Ten days to reach Bethlehem.  Not that long for those shepherds.  The ones keeping watch over their flock by night.  I do think it was the same group of angels – that showed up at Sandy Hook ten years ago today.  That same multitude of the heavenly host that, after the first angel told the shepherds they didn’t need to be afraid, sang about peace on earth among all God’s beloved, favored, among all God’s people everywhere for all time.  Maybe they cried first, the multitude I mean, when they arrived at Sandy Hook.  Maybe that’s why they didn’t sing til later.  They composed themselves while the first angel told everyone from the littlest child to the oldest teacher, they didn’t need to be afraid anymore.  That it wasn’t what God had envisioned for them, but given the violence that shattered their world, God would even then not let violence define their future.  Then the rest of the angels sang for them about peace – hoping we all might hear it ring through every generation in every time.

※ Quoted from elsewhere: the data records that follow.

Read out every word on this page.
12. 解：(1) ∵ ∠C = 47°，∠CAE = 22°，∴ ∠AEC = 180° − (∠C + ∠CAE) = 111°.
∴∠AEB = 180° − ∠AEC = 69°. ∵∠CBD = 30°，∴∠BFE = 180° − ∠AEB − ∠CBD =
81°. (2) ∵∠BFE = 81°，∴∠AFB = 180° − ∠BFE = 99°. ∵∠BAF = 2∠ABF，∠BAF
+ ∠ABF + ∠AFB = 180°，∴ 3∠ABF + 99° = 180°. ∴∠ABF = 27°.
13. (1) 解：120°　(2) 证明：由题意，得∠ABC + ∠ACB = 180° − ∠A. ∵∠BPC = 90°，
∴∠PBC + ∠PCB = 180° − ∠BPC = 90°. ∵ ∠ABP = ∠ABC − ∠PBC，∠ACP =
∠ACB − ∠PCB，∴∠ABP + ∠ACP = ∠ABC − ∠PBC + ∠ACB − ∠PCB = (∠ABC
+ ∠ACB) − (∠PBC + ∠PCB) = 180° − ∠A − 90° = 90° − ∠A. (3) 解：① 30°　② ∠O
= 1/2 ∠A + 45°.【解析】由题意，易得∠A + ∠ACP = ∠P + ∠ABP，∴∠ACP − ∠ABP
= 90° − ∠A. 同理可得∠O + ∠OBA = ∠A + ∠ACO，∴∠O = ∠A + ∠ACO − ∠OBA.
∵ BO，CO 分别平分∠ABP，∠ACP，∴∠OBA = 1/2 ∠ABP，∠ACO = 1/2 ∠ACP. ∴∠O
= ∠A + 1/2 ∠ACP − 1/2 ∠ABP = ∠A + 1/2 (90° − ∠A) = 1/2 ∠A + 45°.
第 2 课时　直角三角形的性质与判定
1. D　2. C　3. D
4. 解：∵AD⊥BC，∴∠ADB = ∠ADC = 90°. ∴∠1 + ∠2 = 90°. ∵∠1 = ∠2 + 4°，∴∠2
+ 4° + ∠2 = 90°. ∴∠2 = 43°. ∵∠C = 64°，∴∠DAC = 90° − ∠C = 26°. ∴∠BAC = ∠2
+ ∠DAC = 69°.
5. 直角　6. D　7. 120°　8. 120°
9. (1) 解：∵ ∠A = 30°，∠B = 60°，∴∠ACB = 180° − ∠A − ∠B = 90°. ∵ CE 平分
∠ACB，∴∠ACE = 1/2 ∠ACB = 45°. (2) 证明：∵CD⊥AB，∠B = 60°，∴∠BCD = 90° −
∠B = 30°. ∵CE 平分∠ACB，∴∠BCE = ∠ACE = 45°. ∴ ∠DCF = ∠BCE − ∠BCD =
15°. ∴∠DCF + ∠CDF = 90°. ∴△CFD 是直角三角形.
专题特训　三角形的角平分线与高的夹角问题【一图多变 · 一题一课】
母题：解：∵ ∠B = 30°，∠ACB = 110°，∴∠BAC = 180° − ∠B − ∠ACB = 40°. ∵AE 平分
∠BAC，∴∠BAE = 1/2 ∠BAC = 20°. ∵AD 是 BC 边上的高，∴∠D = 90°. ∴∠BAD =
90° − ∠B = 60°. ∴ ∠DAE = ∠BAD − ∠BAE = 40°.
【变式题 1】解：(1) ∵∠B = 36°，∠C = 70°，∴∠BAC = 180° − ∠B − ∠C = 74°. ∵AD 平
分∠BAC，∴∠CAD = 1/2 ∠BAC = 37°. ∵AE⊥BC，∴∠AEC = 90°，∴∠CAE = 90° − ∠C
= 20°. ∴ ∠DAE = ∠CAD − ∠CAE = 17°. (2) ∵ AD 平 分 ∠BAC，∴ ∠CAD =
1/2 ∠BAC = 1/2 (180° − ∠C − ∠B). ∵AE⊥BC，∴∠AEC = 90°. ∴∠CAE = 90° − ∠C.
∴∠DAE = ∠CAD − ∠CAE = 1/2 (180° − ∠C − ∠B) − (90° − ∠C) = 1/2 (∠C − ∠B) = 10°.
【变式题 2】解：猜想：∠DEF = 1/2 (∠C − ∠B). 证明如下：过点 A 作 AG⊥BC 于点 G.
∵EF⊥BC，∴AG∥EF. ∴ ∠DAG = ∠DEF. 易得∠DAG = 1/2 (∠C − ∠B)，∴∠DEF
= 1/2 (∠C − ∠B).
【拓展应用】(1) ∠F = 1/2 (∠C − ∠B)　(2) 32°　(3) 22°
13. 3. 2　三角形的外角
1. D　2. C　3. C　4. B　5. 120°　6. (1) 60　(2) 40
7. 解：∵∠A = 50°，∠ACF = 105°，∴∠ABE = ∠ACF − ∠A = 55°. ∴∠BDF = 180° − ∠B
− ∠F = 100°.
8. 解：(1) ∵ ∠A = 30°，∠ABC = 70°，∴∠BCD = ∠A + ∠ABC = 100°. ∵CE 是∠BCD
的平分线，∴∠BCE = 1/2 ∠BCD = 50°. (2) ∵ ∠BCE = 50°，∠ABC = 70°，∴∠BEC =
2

Not so much, at least not completely, but maybe a little bit?  Can we hear it?  The hope for peace singing?  From a great distance, but it’s there, if we want to hear it.  We may have to decide first that people we don’t understand and who seem so different, we may need to decide without any real evidence other than our faith, that those who are different are not out to get us.  That the first angel is right, we don’t need to be afraid.  We frankly need to decide that people of different races who marry and people of the same gender who marry actually don’t put our one man-one woman Caucasian marriages at risk.  We absolutely need to decide that being bullies at any age toward any one isn’t an answer to our own insecurities and ultimately won’t make us feel better about ourselves or our families.  And that it’s really o.k. for folks to make their journey to Bethlehem in their own way and their own time and by their own path, even when it’s vastly different than our own.  Jesus is going to be there, and frankly is there, all along the way, for all of us.

Yup.  Ten days left to get to Bethlehem.  Maybe you already have your gold, frankincense, and myrrh all wrapped and hidden and ready to go.  Maybe you’re a last minute gold, frankincense, and myrrh purchaser with full faith that between FedEx, UPS, Amazon, and DHL, you’ll get them in plenty of time on the 24th with copious instructions on how to put them together in the middle of the night before the 5 a.m. wake-up call on the 25th.  However you are, with your GPS device suctioned to your dash, in the middle of a desert following a star, on hillside being serenaded by angels, or in a community and a nation reflecting on the violence 10 years ago leading up to this day, the journey to Bethlehem is worth the trip.  Ten days to hear the cries from the manger, God has not given up, God has not given in, the Prince of Peace lives and is born anew.  Herod’s QT is open, the pastors still have a few directions at the ready to give, the star is shining, the angels are warming up in the mass choir room, and we humans?  We beloved children of God?  We’re all still walking, like it or not connected together in communities of difference and diversity, toward Bethlehem.